Africa’s cross-border payments system is broken. Despite a surge in fintech innovation, businesses and consumers still face high costs, slow transactions, and unreliable infrastructure. A new report from African venture firm Oui Capital, seen by Launch Base Africa, dissects the structural gaps holding back the continent’s financial integration — and highlights where startups and regulators could intervene.
The Problem: A Fragmented, Dollar-Dependent System
At the heart of Africa’s cross-border payments crisis is its reliance on outdated financial infrastructure. The report identifies five key pain points:
- No Pan-African Clearing System
- Unlike Europe’s SEPA or the US’s ACH, Africa lacks a unified clearing mechanism. Most intra-African transactions still route through correspondent banks in the US or Europe, adding fees and delays.
2. Illiquid FX Markets
- Many African currencies are thinly traded, forcing businesses to pay 5–10% in conversion fees — far higher than global averages.
3. Fintechs and Banks Don’t Talk to Each Other
- Poor API standardization means fintechs struggle to integrate with traditional banks, creating inefficiencies.
4. Slow Adoption of PAPSS
- The Pan-African Payment and Settlement System (PAPSS), designed to enable instant cross-border transactions, has seen sluggish uptake due to liquidity shortages and regulatory delays.
5. Overdependence on SWIFT
- African banks still rely heavily on SWIFT, which is expensive and slow compared to modern alternatives.
Emerging Solutions: Can Fintech Fix This?
The report outlines several potential fixes — some already in motion, others still aspirational:
- Real-Time Settlement Systems
- RTGS (Real-Time Gross Settlement) networks could bypass USD clearing, cutting costs and settlement times.
- Decentralized FX Pools
- Blockchain-based liquidity solutions, including stablecoins, could provide cheaper currency exchange without correspondent banks.
- Standardized APIs
- Open banking frameworks could improve interoperability between fintechs and banks.
- Alternative Networks to SWIFT
- Startups like Nala and Chipper Cash are building direct payment corridors, while PAPSS could eventually replace SWIFT for intra-African trade.
The Risks Holding Fintechs Back
Even with these innovations, fintechs face major hurdles:
- Regulatory Whiplash
Sudden policy shifts — like Nigeria’s crypto crackdown — create uncertainty. Compliance costs are high, with licensing processes taking years in some markets. - FX Volatility and Liquidity Shortages
Startups offering FX loans or multi-currency accounts risk insolvency if currencies crash (e.g., Nigeria’s naira devaluation). - Brutal Competition
Remittance fees have plummeted to 0.5–2%, squeezing margins. Customer acquisition costs ($5-$30 per user) further strain profitability.

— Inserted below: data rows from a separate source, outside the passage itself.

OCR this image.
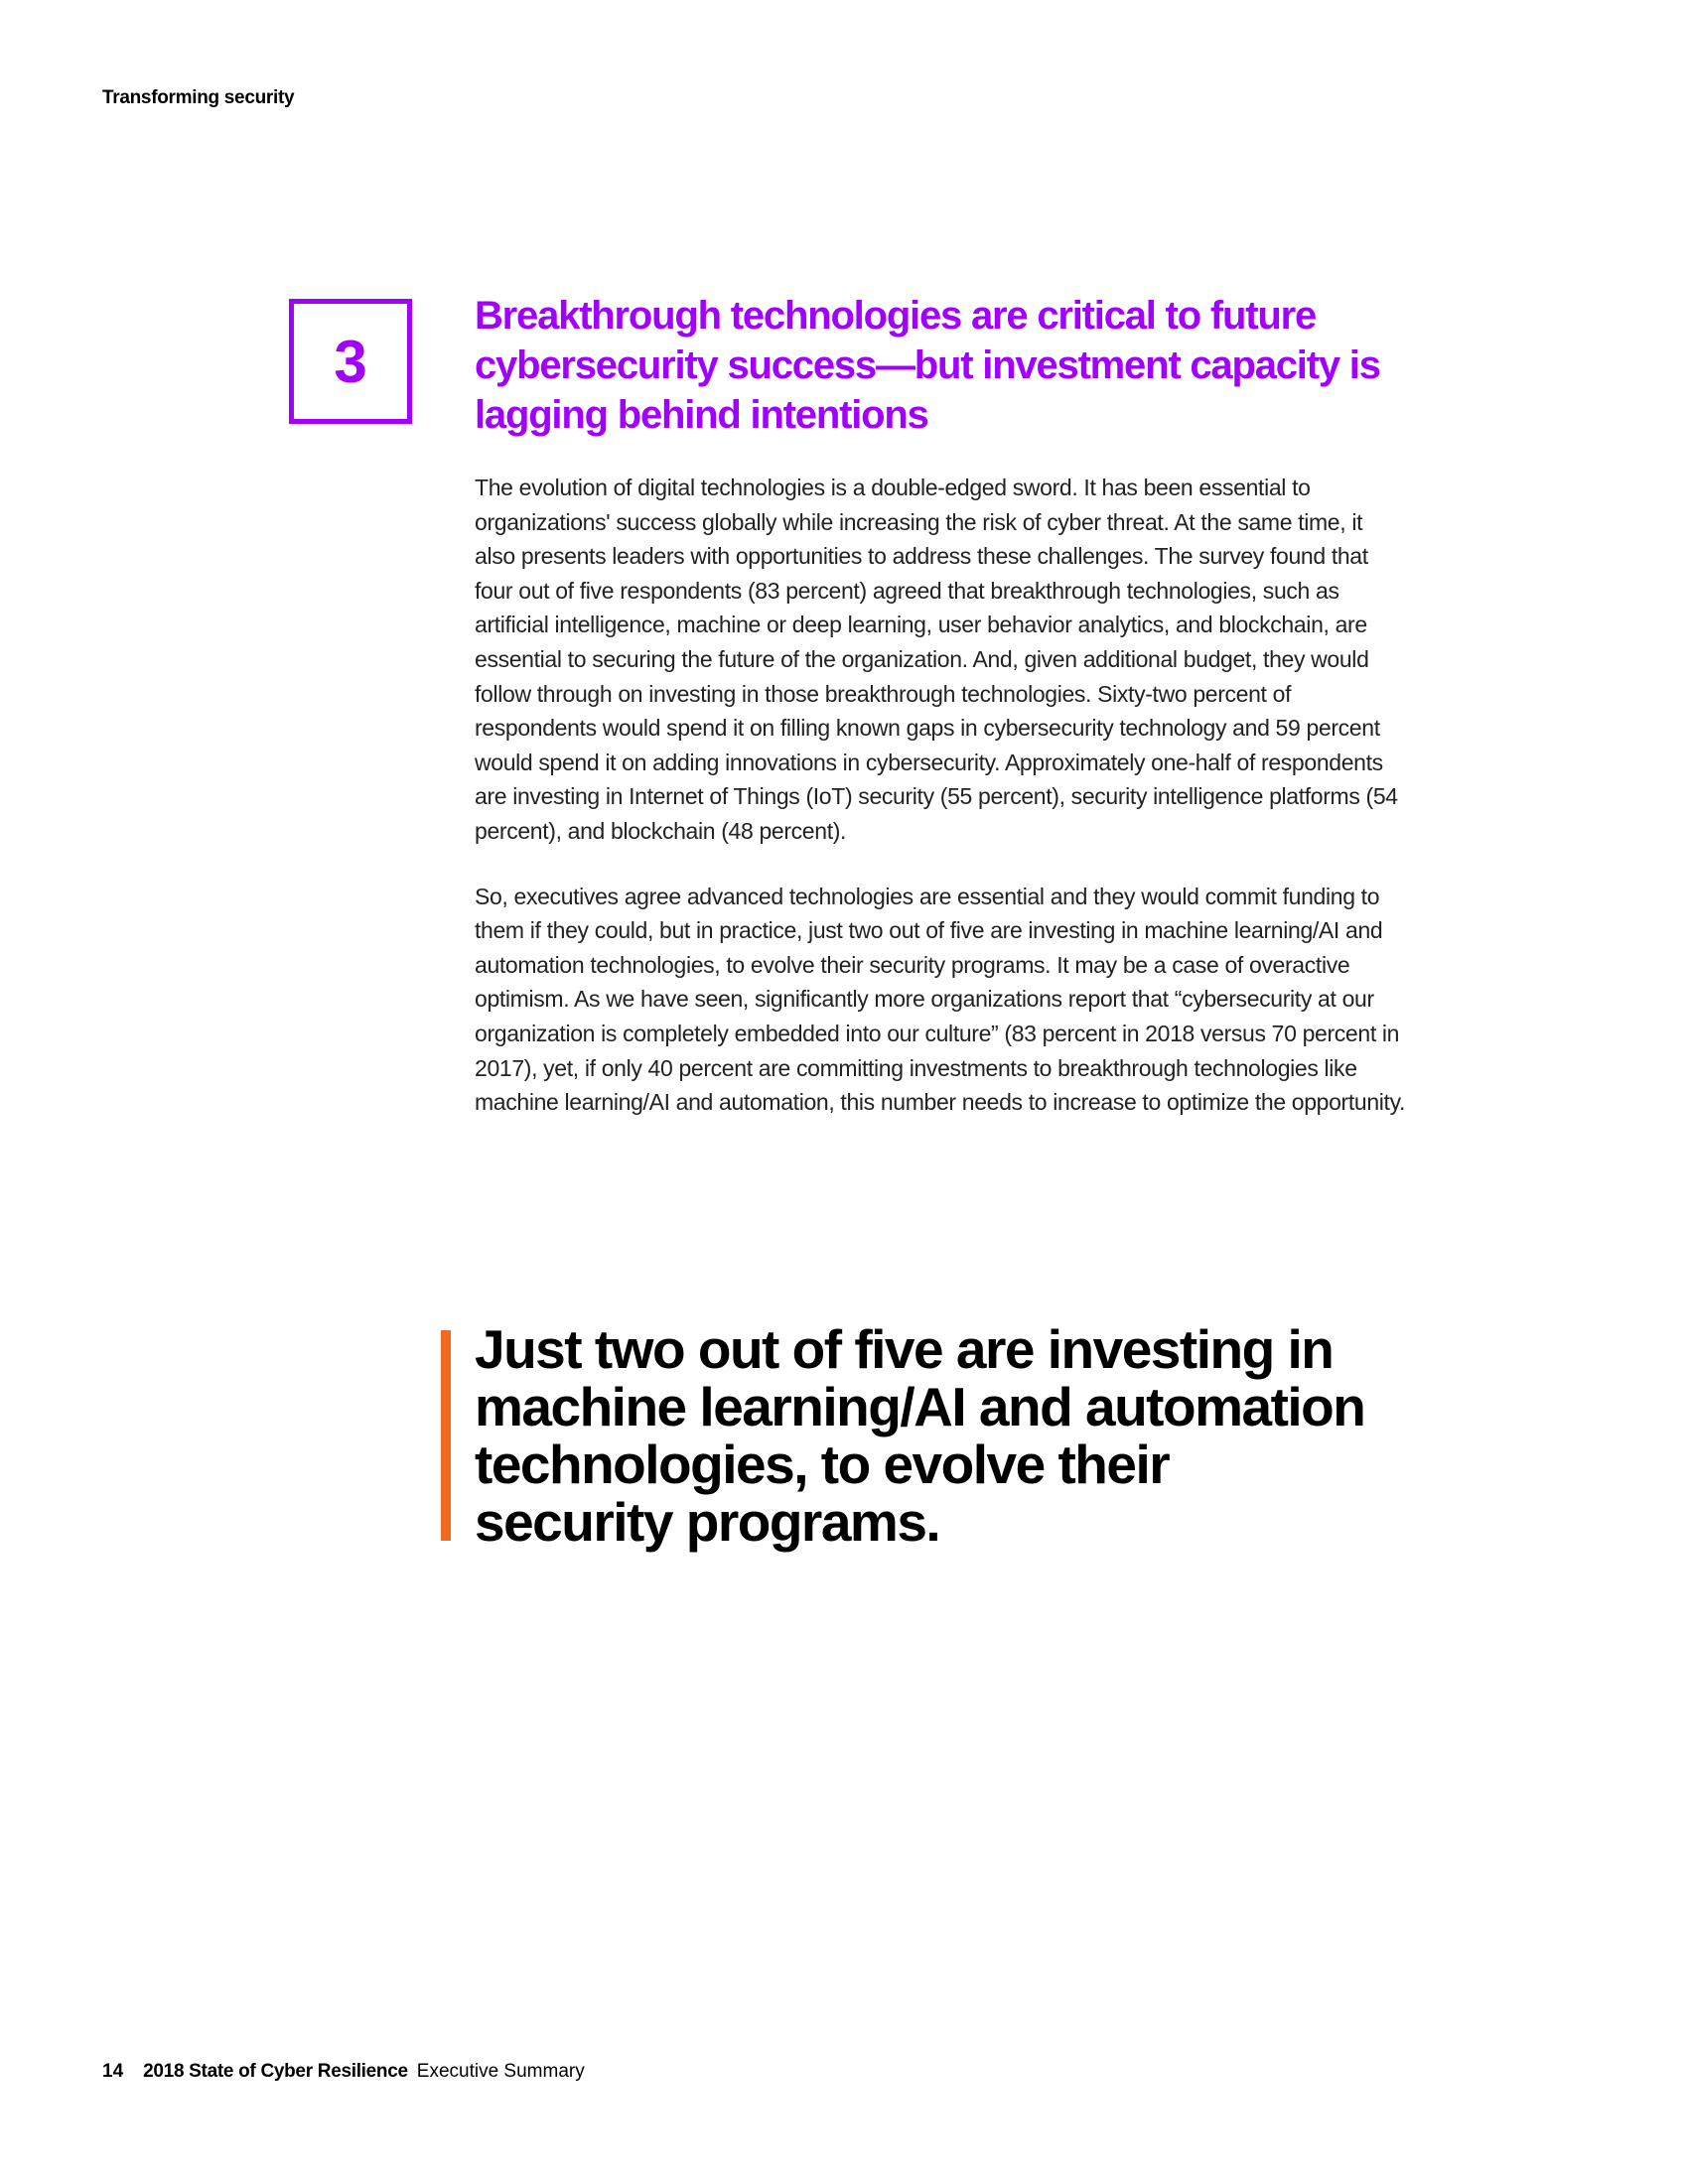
Transforming security
3
Breakthrough technologies are critical to future cybersecurity success—but investment capacity is lagging behind intentions

The evolution of digital technologies is a double-edged sword. It has been essential to organizations' success globally while increasing the risk of cyber threat. At the same time, it also presents leaders with opportunities to address these challenges. The survey found that four out of five respondents (83 percent) agreed that breakthrough technologies, such as artificial intelligence, machine or deep learning, user behavior analytics, and blockchain, are essential to securing the future of the organization. And, given additional budget, they would follow through on investing in those breakthrough technologies. Sixty-two percent of respondents would spend it on filling known gaps in cybersecurity technology and 59 percent would spend it on adding innovations in cybersecurity. Approximately one-half of respondents are investing in Internet of Things (IoT) security (55 percent), security intelligence platforms (54 percent), and blockchain (48 percent).

So, executives agree advanced technologies are essential and they would commit funding to them if they could, but in practice, just two out of five are investing in machine learning/AI and automation technologies, to evolve their security programs. It may be a case of overactive optimism. As we have seen, significantly more organizations report that “cybersecurity at our organization is completely embedded into our culture” (83 percent in 2018 versus 70 percent in 2017), yet, if only 40 percent are committing investments to breakthrough technologies like machine learning/AI and automation, this number needs to increase to optimize the opportunity.

Just two out of five are investing in machine learning/AI and automation technologies, to evolve their security programs.

14 2018 State of Cyber Resilience Executive Summary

Where the Market is Heading?
The report predicts three major shifts:
Decline of Traditional Remittance Giants
- African fintechs like LemFi, Geegpay, and Chipper Cash are undercutting incumbents (Western Union, MoneyGram) with lower fees and digital-first models.

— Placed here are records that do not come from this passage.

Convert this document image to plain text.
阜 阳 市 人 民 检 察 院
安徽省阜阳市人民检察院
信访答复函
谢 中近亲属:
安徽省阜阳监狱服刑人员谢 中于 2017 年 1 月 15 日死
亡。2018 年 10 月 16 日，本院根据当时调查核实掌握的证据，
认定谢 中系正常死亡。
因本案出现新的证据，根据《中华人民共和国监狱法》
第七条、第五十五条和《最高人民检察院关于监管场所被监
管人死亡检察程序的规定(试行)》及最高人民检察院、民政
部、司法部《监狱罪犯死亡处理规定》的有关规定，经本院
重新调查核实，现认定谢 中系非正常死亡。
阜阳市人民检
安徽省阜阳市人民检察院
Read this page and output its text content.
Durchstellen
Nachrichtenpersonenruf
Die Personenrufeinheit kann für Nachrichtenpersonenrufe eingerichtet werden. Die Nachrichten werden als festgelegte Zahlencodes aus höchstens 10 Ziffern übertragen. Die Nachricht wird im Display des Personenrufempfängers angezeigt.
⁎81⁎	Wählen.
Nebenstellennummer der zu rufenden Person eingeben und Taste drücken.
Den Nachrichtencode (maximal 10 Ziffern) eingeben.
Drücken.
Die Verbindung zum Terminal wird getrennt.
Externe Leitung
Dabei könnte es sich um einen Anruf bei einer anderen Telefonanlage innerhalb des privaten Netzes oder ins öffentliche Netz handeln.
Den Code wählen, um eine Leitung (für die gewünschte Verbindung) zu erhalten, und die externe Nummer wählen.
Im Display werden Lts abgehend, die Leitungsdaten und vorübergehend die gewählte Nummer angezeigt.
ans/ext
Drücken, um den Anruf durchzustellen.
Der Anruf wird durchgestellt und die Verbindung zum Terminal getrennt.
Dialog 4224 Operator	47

Rise of Stablecoins and Crypto Payments
- Despite regulatory hurdles, crypto-enabled remittances are growing as a workaround for FX inefficiencies.
B2B Payments as the Next Frontier
- SMEs and trade finance remain underserved. Startups that streamline cross-border invoices and supplier payments could unlock billions in trapped capital.

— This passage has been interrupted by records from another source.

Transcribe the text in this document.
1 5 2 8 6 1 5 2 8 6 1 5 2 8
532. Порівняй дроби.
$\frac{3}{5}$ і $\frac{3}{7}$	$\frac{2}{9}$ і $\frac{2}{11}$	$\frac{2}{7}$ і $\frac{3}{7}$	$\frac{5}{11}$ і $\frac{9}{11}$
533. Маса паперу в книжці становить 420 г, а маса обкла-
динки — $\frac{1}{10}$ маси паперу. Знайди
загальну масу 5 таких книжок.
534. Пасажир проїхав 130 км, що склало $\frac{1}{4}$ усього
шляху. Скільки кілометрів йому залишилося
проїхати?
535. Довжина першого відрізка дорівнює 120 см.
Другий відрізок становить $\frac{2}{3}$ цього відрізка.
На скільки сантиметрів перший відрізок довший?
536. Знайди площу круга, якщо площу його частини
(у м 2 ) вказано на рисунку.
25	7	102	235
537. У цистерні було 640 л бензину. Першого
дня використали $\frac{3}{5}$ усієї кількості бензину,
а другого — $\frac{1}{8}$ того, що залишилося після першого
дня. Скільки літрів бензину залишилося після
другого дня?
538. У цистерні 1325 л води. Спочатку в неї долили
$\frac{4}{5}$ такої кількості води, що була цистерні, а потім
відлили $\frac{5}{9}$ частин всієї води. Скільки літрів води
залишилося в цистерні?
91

What Needs to Happen Next?
The report ends with clear calls to action:
For Investors:
- Back infrastructure plays (PAPSS adoption, FX liquidity solutions).
- Bet on interoperability enablers rather than standalone fintech apps.
For Founders:
- Focus on SME payments and embedded finance (lending, insurance).
- Prioritize partnerships with mobile money providers for last-mile reach.
For Policymakers:
- Harmonize regulations — a single African KYC framework could slash compliance costs.
- Accelerate PAPSS adoption by mandating bank participation.
- Test blockchain settlements instead of blanket crypto bans.
The Bottom Line
Africa’s cross-border payments system is ripe for disruption, but progress depends on collaboration between fintechs, banks, and regulators. Without systemic fixes, high costs and inefficiencies will persist — holding back trade and financial inclusion across the continent.